On October 19th, the first night of Hunger 4 Revival, Julie said something about someone having a dark heaviness in them and I knew that was for me. I had a heavy but empty dark hole in my chest my entire life and I had tried hard to fill it to make it go away to no avail. Yet I had never voiced this to anyone. I thought it was normal but knew it wasn't right. I went forward and asked for prayer to heal my back. Well... God showed up! The holy spirit came on me in a way I had never experienced, and I was on the floor. For about the next hour and a half. I cried ugly crying ..Spirit led, God was bringing a rapid fire of names to my mind and I truly forgave each of them.. I repented for a lot. It was part peace part battle and yet I still had pain in my back and hips. Several people were praying over me and Someone said to break off self hatred and as I began to think, I don't hate myself..., I couldn't even finish thinking the lie. I forgave myself for many things and then someone asked if there was anyone else I needed to forgive and one word came to my mind... GOD.

I fully surrendered and told Him I didn't care about the why anymore and asked Him to forgive me for my anger at Him and I told Him I forgave Him. Instantly His peace came over me in a wave, I have no idea how long I lay there. But when I got up Julie asked me how I felt and I seriously couldn't think of any words as if I'd forgotten the English language. I finally said FREE... Because That black dark heavy hole in my chest was gone and I was in a beautiful state of awe. She asked me "What about your back?" It was then I realized I wasn't feeling any pain at all! I was healed!!! For the first time in 11 years no pain! I hadn't had oxy since earlier that afternoon, and I haven't since. I have had to stand firm in my faith as the enemy has tried to lie and attack and some pain comes back once in a while. I remind myself I'm healed! And that I may have a little pain but it's nowhere near what I had "while taking all those pills and treatments" and the pain leaves.

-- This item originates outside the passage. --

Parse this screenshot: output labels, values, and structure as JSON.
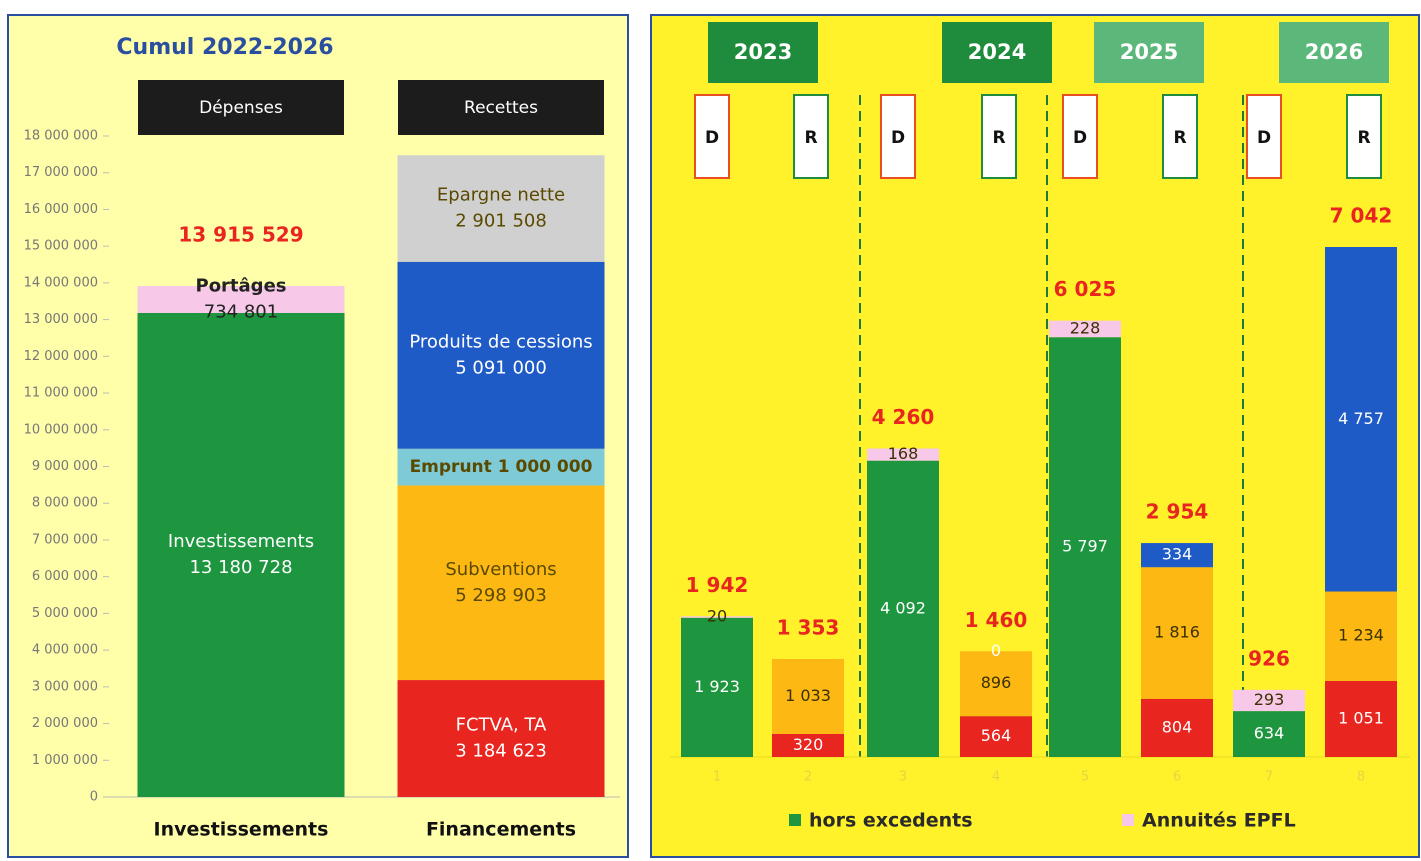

Since that day, I have had several deliverances each time God breaking chains and setting me more free. I have watched in amazement, God heal others as I pray over them. To see God use my trials and pain to help others and build their faith and mine, bringing glory to Jesus is unexplainably beautiful. If you have pain, if you Hunger for change for healing in your heart, in your body, if you are sick and tired of being sick and tired, let the next step you take be toward Jesus He is waiting for you to step out in faith.